Ethiopian Foreign Minister Demeke Mekonnen was in Moscow on Wednesday for an official visit and a meeting with his Russian counterpart Sergei Lavrov. Ethiopia and Russia took the opportunity to multiply the signs of friendship, while Addis Ababa is increasingly isolated and put under pressure by the European Union and the United States.
According to Demeke Mekonnen and Serguei Lavrov, Ethiopia and Russia agree on everything: on an exclusively African mediation in the issue of the Great Renaissance Dam, on the indispensable non-interference of the international community in the war in Tigray, on the “satisfactory” character of the Ethiopian elections of last Monday for which Russia had sent observers. And also on the positive role that Moscow can play on the continent, as Addis Ababa will host the next Russia-Africa summit next year.

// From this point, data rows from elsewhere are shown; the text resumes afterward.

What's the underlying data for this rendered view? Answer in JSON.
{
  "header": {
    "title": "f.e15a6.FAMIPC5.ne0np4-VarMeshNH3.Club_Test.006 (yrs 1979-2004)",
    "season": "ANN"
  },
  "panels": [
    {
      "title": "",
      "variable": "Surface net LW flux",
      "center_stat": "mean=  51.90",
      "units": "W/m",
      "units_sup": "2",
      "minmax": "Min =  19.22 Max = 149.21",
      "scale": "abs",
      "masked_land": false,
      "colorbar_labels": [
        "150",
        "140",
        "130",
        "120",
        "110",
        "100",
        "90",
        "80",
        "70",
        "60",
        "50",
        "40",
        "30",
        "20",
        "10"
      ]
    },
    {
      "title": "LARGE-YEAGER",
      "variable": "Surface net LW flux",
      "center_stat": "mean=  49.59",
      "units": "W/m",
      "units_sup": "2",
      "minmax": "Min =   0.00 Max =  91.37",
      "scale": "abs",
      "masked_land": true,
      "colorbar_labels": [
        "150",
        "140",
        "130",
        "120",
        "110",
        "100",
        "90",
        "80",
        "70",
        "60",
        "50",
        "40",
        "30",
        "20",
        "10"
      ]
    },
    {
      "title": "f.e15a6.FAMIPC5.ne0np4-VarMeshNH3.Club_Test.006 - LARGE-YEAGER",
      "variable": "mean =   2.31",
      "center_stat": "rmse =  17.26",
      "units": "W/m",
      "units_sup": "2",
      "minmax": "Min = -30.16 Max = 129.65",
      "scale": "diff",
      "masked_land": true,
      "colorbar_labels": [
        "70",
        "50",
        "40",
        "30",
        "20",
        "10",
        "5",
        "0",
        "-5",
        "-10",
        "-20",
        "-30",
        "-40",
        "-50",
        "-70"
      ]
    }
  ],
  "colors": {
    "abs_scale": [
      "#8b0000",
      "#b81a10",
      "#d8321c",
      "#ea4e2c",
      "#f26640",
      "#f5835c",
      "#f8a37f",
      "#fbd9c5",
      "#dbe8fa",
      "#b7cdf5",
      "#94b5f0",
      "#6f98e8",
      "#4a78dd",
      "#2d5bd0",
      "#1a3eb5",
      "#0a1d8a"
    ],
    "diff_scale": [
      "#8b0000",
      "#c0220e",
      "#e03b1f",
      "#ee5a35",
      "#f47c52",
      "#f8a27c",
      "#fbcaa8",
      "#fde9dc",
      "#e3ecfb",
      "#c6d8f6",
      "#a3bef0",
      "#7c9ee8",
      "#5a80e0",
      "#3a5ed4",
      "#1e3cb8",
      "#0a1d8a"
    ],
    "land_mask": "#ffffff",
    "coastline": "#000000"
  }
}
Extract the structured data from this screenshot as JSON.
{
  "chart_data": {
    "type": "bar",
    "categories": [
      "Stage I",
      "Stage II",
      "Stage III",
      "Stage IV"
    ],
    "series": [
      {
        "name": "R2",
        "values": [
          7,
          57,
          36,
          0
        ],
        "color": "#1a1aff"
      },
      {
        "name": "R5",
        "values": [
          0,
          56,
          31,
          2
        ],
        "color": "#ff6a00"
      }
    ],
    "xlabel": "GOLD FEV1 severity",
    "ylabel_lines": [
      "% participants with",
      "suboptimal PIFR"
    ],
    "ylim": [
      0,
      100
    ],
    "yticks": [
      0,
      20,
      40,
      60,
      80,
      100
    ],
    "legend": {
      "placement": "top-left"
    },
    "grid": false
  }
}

This demonstration of friendship is of course a signal sent to the West. Ethiopia, isolated by Europe and Washington because of the crimes committed in Tigray, but also by the Arab League which supports Egypt and Sudan in the dam issue, needs a powerful ally, especially in the Security Council. And Sergei Lavrov has provided it: Moscow, he said, intends to deepen their “cooperation” and their “mutually beneficial coordination in international organizations, first and foremost in the UN, where we actively support each other and propose joint initiatives.
But according to analyst Andrew Korybko of the Russian Council for International Affairs, Russia also serves Ethiopia as a counterweight to China, with which Addis Ababa has strong economic ties. It is better for Ethiopia,” he says, “to preventively balance its potentially disproportionate geostrategic dependence on China with another partner.